Let's do some easy stuff first, changing the rendering hint from BICUBIC to BILINEAR...
JCarousel.paint() 78 operations - Range: 20ms to 86ms Total: 2348ms Average: 30ms Last: 23ms
Hum, doesn't look like a huge change, but remember that a millisecond we've trimmed off of peak and average performance. Certainly a start and not bad for changing one constant. Let's tackle the gradient next. There's a couple of inefficiencies here, one is I am creating a new gradient paint each time, and the second is how I'm rendering the gradient itself. I'm going to change the code to create and store the gradient painter first.
JCarousel.paint() 78 operations - Range: 20ms to 86ms Total: 2357ms Average: 30ms Last: 23ms
Hum, that looks slightly slower! Given that I'm already not using cyclic gradients (read the blog of Romains... All the way down) it would seem like a good idea to try the other recommended methodology using ImagePaint and stretching the image.
if (cache == null || cache.getHeight() != getHeight()) {
cache = new BufferedImage(2, getHeight(),
BufferedImage.TYPE_INT_RGB);
Graphics2D g2d = cache.createGraphics();
GradientPaint paint = new GradientPaint(0, 0, start,
0, getHeight(), end);
g2d.setPaint(paint);
g2d.fillRect(0, 0, 2, getHeight());
g2d.dispose();
}
g2.drawImage(cache, 0, 0, getWidth(), getHeight(), null);
The results came as a bit of a shock
JCarousel.paint() 78 operations - Range: 26ms to 89ms Total: 3081ms Average: 39ms Last: 35ms
Almost a second slower for just 78 draws, big negative impact. OK, let's try another technique listed on the site using a texture paint....
JCarousel.paint() 78 operations - Range: 20ms to 85ms Total: 2705ms Average: 34ms Last: 28ms
No great improvement, and certainly not faster for this size gradient (and that's probably key). Rather than change the size to suit the results, I'm going to stick with the standard gradient paint, but leave the texture code there, what I would really like to do in the future is some decent instrumentation to see the cross-over point between the two techniques and make it auto-switch. For now, a little disappointed, onto looking at ImageIO and my use of ImageIcon etc.

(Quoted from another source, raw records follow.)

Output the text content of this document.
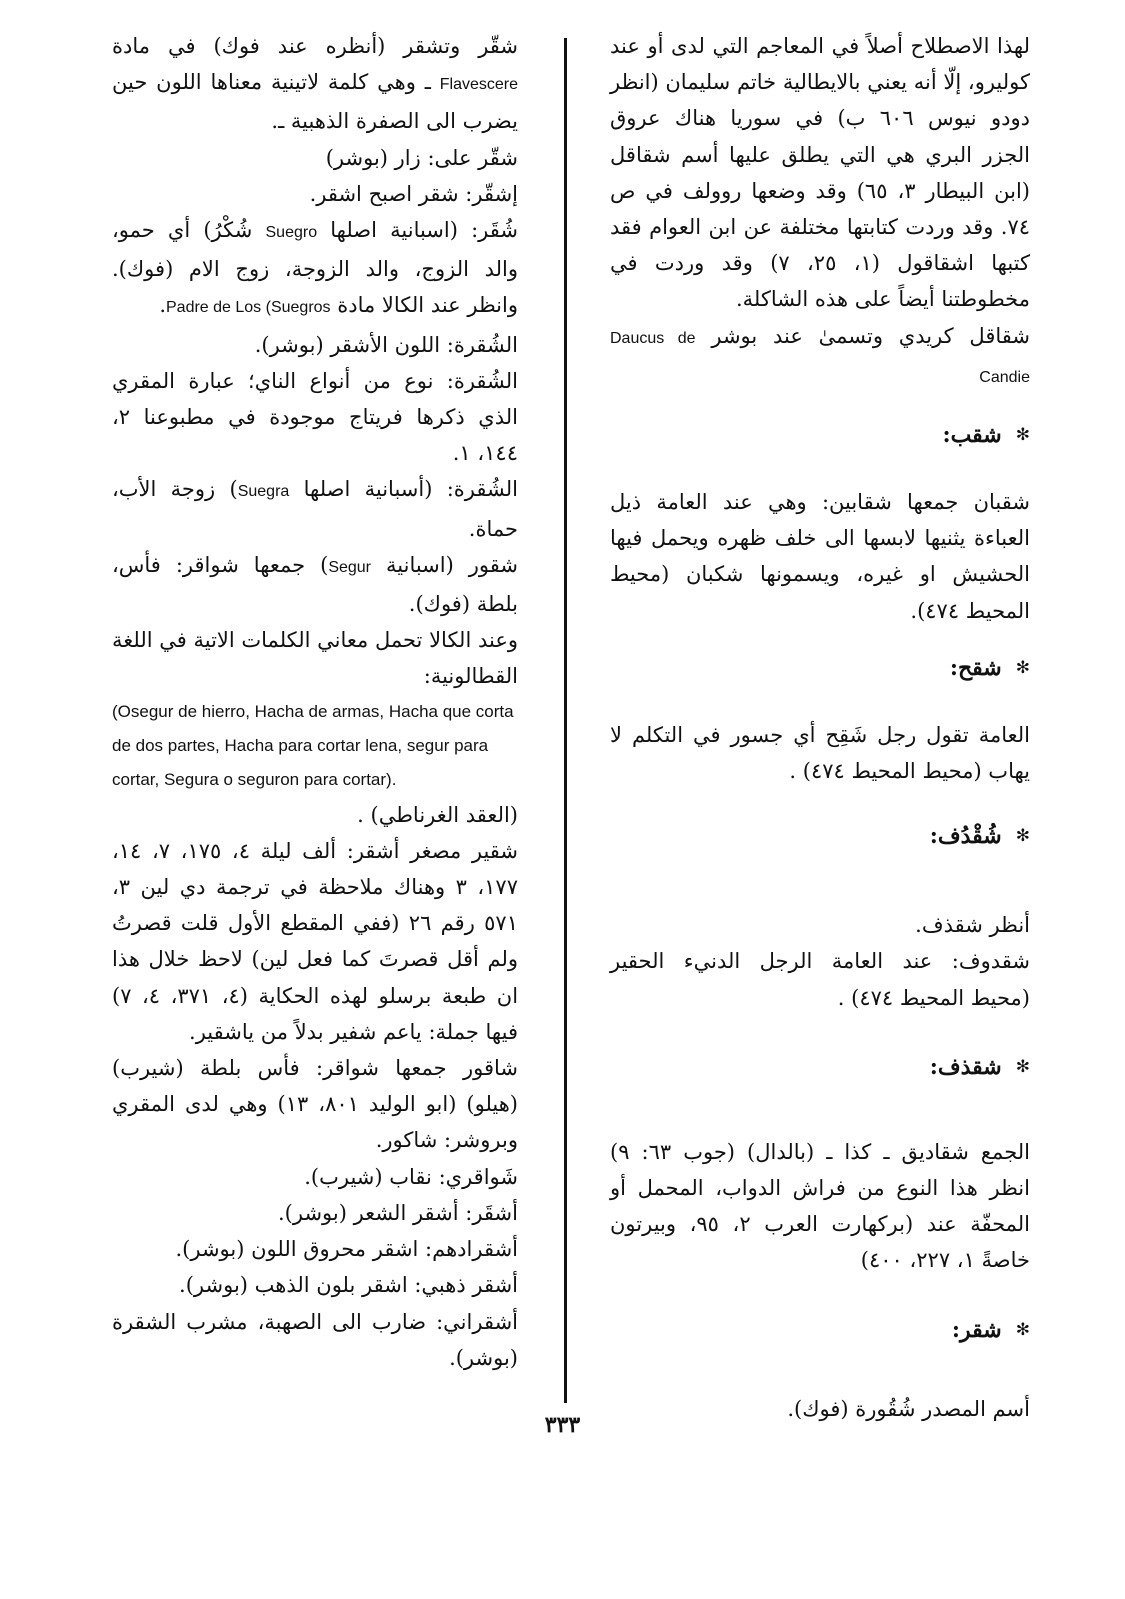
لهذا الاصطلاح أصلاً في المعاجم التي لدى أو عند كوليرو، إلّا أنه يعني بالايطالية خاتم سليمان (انظر دودو نيوس ٦٠٦ ب) في سوريا هناك عروق الجزر البري هي التي يطلق عليها أسم شقاقل (ابن البيطار ٣، ٦٥) وقد وضعها روولف في ص ٧٤. وقد وردت كتابتها مختلفة عن ابن العوام فقد كتبها اشقاقول (١، ٢٥، ٧) وقد وردت في مخطوطتنا أيضاً على هذه الشاكلة.

شقاقل كريدي وتسمىٰ عند بوشر Daucus de Candie

✻
شقب:

شقبان جمعها شقابين: وهي عند العامة ذيل العباءة يثنيها لابسها الى خلف ظهره ويحمل فيها الحشيش او غيره، ويسمونها شكبان (محيط المحيط ٤٧٤).

✻
شقح:

العامة تقول رجل شَقِح أي جسور في التكلم لا يهاب (محيط المحيط ٤٧٤) .

✻
شُقْدُف:

أنظر شقذف.

شقدوف: عند العامة الرجل الدنيء الحقير (محيط المحيط ٤٧٤) .

✻
شقذف:

الجمع شقاديق ـ كذا ـ (بالدال) (جوب ٦٣: ٩) انظر هذا النوع من فراش الدواب، المحمل أو المحفّة عند (بركهارت العرب ٢، ٩٥، وبيرتون خاصةً ١، ٢٢٧، ٤٠٠)

✻
شقر:

أسم المصدر شُقُورة (فوك).

شقّر وتشقر (أنظره عند فوك) في مادة Flavescere ـ وهي كلمة لاتينية معناها اللون حين يضرب الى الصفرة الذهبية ـ.

شقّر على: زار (بوشر)

إشقّر: شقر اصبح اشقر.

شُقَر: (اسبانية اصلها Suegro شُكْرُ) أي حمو، والد الزوج، والد الزوجة، زوج الام (فوك). وانظر عند الكالا مادة Padre de Los (Suegros.

الشُقرة: اللون الأشقر (بوشر).

الشُقرة: نوع من أنواع الناي؛ عبارة المقري الذي ذكرها فريتاج موجودة في مطبوعنا ٢، ١٤٤، ١.

الشُقرة: (أسبانية اصلها Suegra) زوجة الأب، حماة.

شقور (اسبانية Segur) جمعها شواقر: فأس، بلطة (فوك).

وعند الكالا تحمل معاني الكلمات الاتية في اللغة القطالونية:

(Osegur de hierro, Hacha de armas, Hacha que corta de dos partes, Hacha para cortar lena, segur para cortar, Segura o seguron para cortar).

(العقد الغرناطي) .

شقير مصغر أشقر: ألف ليلة ٤، ١٧٥، ٧، ١٤، ١٧٧، ٣ وهناك ملاحظة في ترجمة دي لين ٣، ٥٧١ رقم ٢٦ (ففي المقطع الأول قلت قصرتُ ولم أقل قصرتَ كما فعل لين) لاحظ خلال هذا ان طبعة برسلو لهذه الحكاية (٤، ٣٧١، ٤، ٧) فيها جملة: ياعم شفير بدلاً من ياشقير.

شاقور جمعها شواقر: فأس بلطة (شيرب) (هيلو) (ابو الوليد ٨٠١، ١٣) وهي لدى المقري وبروشر: شاكور.

شَواقري: نقاب (شيرب).

أشقَر: أشقر الشعر (بوشر).

أشقرادهم: اشقر محروق اللون (بوشر).

أشقر ذهبي: اشقر بلون الذهب (بوشر).

أشقراني: ضارب الى الصهبة، مشرب الشقرة (بوشر).

٣٣٣
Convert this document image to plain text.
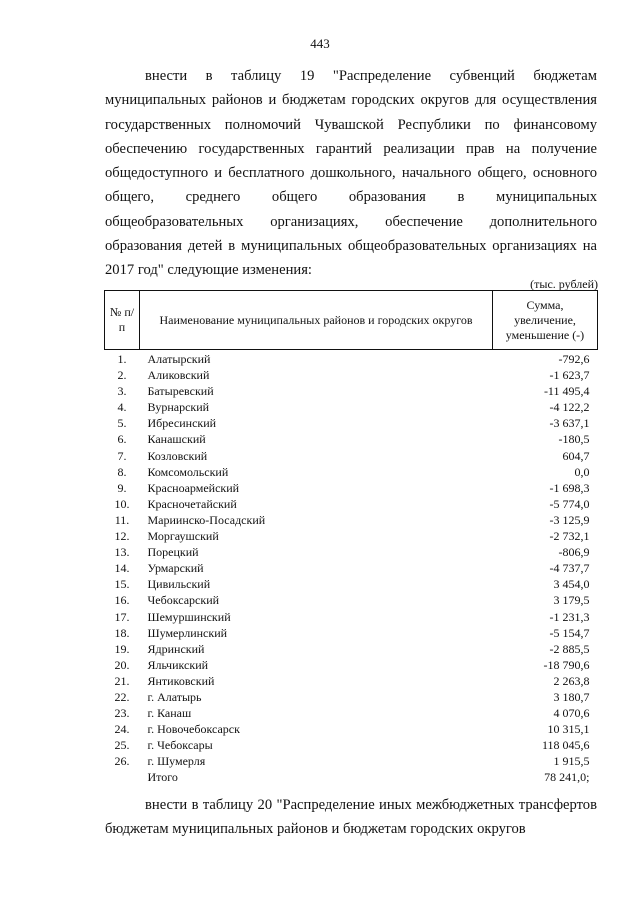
443

внести в таблицу 19 "Распределение субвенций бюджетам муниципальных районов и бюджетам городских округов для осуществления государственных полномочий Чувашской Республики по финансовому обеспечению государственных гарантий реализации прав на получение общедоступного и бесплатного дошкольного, начального общего, основного общего, среднего общего образования в муниципальных общеобразовательных организациях, обеспечение дополнительного образования детей в муниципальных общеобразовательных организациях на 2017 год" следующие изменения:

(тыс. рублей)
№ п/п	Наименование муниципальных районов и городских округов	Сумма, увеличение, уменьшение (-)
1.	Алатырский	-792,6
2.	Аликовский	-1 623,7
3.	Батыревский	-11 495,4
4.	Вурнарский	-4 122,2
5.	Ибресинский	-3 637,1
6.	Канашский	-180,5
7.	Козловский	604,7
8.	Комсомольский	0,0
9.	Красноармейский	-1 698,3
10.	Красночетайский	-5 774,0
11.	Мариинско-Посадский	-3 125,9
12.	Моргаушский	-2 732,1
13.	Порецкий	-806,9
14.	Урмарский	-4 737,7
15.	Цивильский	3 454,0
16.	Чебоксарский	3 179,5
17.	Шемуршинский	-1 231,3
18.	Шумерлинский	-5 154,7
19.	Ядринский	-2 885,5
20.	Яльчикский	-18 790,6
21.	Янтиковский	2 263,8
22.	г. Алатырь	3 180,7
23.	г. Канаш	4 070,6
24.	г. Новочебоксарск	10 315,1
25.	г. Чебоксары	118 045,6
26.	г. Шумерля	1 915,5
	Итого	78 241,0;

внести в таблицу 20 "Распределение иных межбюджетных трансфертов бюджетам муниципальных районов и бюджетам городских округов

One of the other points Romain had made was that there was really no need to specify an ImageObserver, so I took that out, not gain, but no pain either
JCarousel.paint() 78 operations - Range: 20ms to 86ms Total: 2357ms Average: 30ms Last: 24ms
So onto ImageIO and creating an appropriately compatible image (with the actual graphics device being used by the OS). Well the ImageIO part turned out to be very very easy, the real trick was digging through the various device and graphics configurations to get that compatible image. To encapsulate this for the various constructors I created a setImage() method that takes a string URL and performs the various steps.
private void setupImage(String imageURL){
Image image = null;
try {
image = ImageIO.read(new URL(imageURL));
} catch (MalformedURLException ex) {
ex.printStackTrace();
} catch (IOException ex) {
ex.printStackTrace();
}
if (image==null){
return;
}
GraphicsConfiguration configuration = GraphicsEnvironment.getLocalGraphicsEnvironment().getDefaultScreenDevice().getDefaultConfiguration();
//Create a buffered image which is the right (translucent) format for the current graphics device, this
//should ensure the fastest possible performance.
BufferedImage originalImage = configuration.createCompatibleImage(image.getWidth(null),image.getHeight(null), Transparency.TRANSLUCENT);
//Blit the loaded image onto the optimized surface by creating a graphics context for the new image
Graphics g = originalImage.getGraphics();
g.drawImage(image, 0, 0, null);
g.dispose();
//First hack, just sets the bufferedIMage to the one loaded, don't cache any rendering
bufferedImage = originalImage;